Arthroscopic management of shoulder arthritis can help patients avoid or delay total shoulder replacement, a new review article confirms.
In particular, it’s a promising option for young, active patients diagnosed with primary glenohumeral osteoarthritis (GHOA), a common type of painful and debilitating shoulder osteoarthritis (OA), the authors explain in the Journal of the American Academy of Orthopaedic Surgeons (JAAOS).
People with shoulder arthritis feel pain in the joint and may have trouble throwing, swimming and lifting their arms to do everyday tasks. Non-surgical treatments include physical therapy, home exercise, steroid injections, and anti-inflammatory medications such as ibuprofen. If these treatments don’t provide sufficient relief, the next steps may include removing damaged cartilage or bone or arthroplasty (surgical reconstruction or replacement of the joint).
“Total shoulder replacement is not ideal for young, high-demand patients with GHOA,” said Dr Peter J. Millett, lead author of the study and orthopaedic surgeon at the Steadman Clinic in Colorado. “Instead patients under 50 years old or select active patients up to age 65 with advanced GHOA who haven’t experienced adequate relief from non-surgical treatment may experience the greatest benefit from arthroscopic management.”
A treatment approach known as Comprehensive Arthroscopic Management (CAM), developed by Dr Millett and his colleagues, preserves the shoulder joint, decreases pain and improves function.

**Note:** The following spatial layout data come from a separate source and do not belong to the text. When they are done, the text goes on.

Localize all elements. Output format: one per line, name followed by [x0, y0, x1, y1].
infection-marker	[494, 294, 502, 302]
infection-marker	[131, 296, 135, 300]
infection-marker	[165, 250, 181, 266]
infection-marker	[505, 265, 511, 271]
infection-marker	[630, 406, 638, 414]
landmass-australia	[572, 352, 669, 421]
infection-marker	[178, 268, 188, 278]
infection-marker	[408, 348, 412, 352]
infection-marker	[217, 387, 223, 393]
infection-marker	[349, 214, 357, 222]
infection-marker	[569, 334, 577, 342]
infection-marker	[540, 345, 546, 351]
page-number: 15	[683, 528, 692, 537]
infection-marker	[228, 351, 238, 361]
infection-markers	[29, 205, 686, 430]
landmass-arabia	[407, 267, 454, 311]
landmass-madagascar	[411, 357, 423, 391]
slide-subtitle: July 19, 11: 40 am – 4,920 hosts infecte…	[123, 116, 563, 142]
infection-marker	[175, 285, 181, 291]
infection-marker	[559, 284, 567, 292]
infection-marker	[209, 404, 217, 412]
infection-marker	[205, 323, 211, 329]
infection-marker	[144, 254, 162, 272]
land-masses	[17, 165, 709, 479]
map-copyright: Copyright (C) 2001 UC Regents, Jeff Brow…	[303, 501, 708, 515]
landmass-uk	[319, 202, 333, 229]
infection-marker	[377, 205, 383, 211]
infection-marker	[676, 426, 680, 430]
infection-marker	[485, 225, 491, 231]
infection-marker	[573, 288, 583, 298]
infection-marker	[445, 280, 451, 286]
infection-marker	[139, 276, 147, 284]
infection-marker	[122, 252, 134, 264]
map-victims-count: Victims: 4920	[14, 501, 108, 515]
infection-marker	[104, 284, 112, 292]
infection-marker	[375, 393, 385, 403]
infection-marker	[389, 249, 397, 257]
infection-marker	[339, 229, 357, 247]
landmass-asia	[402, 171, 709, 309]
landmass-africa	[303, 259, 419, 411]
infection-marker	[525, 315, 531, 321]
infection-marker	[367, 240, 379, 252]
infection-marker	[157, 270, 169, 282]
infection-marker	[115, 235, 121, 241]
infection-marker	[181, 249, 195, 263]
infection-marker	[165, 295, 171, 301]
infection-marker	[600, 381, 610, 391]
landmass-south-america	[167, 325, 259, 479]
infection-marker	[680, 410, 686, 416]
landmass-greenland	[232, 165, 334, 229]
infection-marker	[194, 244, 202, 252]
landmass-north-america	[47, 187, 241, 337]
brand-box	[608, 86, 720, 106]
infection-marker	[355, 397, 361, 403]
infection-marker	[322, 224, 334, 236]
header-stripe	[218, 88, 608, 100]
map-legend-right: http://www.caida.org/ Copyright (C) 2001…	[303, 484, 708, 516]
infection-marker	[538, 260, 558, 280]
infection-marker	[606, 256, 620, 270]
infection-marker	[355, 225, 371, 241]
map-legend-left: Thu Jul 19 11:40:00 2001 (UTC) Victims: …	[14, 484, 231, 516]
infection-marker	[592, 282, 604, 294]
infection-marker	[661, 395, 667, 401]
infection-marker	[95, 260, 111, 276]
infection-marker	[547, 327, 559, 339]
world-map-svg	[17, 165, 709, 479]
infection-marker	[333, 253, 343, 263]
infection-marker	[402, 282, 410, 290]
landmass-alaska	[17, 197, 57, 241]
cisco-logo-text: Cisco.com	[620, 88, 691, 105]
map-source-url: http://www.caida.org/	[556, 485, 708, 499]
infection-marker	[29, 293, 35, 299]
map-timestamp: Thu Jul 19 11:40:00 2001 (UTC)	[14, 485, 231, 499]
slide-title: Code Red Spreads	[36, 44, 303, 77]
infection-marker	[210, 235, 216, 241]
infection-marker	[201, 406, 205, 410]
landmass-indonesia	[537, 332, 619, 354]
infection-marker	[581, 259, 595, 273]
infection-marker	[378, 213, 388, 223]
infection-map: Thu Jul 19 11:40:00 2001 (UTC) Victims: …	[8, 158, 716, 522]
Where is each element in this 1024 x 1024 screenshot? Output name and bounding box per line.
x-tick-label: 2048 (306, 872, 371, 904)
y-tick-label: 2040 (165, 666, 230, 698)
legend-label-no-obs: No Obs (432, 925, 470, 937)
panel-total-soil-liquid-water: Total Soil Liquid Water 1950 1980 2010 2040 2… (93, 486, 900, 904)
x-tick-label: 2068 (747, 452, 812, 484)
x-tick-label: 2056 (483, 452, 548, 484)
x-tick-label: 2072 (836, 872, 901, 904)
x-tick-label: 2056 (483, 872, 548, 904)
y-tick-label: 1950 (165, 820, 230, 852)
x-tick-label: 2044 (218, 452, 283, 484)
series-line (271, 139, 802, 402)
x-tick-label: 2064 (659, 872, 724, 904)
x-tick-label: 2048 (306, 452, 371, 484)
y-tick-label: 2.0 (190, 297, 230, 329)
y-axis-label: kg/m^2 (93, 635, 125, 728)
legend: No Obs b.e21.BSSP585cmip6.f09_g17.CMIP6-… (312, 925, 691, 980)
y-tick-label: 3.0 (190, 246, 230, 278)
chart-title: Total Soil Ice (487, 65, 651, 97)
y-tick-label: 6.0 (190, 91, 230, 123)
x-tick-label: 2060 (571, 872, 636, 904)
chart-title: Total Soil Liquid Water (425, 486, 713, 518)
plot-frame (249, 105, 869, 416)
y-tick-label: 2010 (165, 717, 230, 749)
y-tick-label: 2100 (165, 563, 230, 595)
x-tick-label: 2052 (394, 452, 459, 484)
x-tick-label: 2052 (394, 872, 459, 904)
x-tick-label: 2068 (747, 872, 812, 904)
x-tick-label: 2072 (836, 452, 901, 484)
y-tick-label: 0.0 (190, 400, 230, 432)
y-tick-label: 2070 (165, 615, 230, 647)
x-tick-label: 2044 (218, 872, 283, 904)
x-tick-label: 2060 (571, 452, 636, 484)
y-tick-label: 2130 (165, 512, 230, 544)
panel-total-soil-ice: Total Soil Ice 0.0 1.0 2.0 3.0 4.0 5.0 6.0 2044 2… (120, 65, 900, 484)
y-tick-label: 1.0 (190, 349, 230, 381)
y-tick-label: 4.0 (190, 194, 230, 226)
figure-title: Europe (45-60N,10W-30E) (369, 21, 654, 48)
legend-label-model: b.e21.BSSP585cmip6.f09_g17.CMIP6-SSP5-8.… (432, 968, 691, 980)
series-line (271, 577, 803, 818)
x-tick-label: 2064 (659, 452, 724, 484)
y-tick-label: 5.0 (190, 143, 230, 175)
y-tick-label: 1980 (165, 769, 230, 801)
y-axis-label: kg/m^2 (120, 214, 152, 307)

“The CAM procedure is a minimally invasive surgery that removes mechanical irritants from the joint, reshapes the humerus to make it round again and also to decrease any impingement on the adjacent nerves,” Dr Millett explained. “The overall goal is to achieve a synergistic benefit with pain relief and functional restoration, without burning bridges for future surgeries, all while delaying joint replacement or perhaps even avoiding it altogether.”
According to the review article, outcomes for patients with advanced symptomatic GHOA who underwent CAM procedures include:
– Significantly improved ability to complete daily activities and reduced pain and instability as reported by both patients and doctors;
– Significant rates of preventing total shoulder arthroplasty (TSA) at one, two, three and five years following CAM procedures; and
– Median patient satisfaction rate of nine out of 10 five years after CAM procedures among patients who did not need TSA.
Long-term outcomes remain unknown, and there is no guarantee a patient will not need arthroplasty in the future, but overall the data looks promising.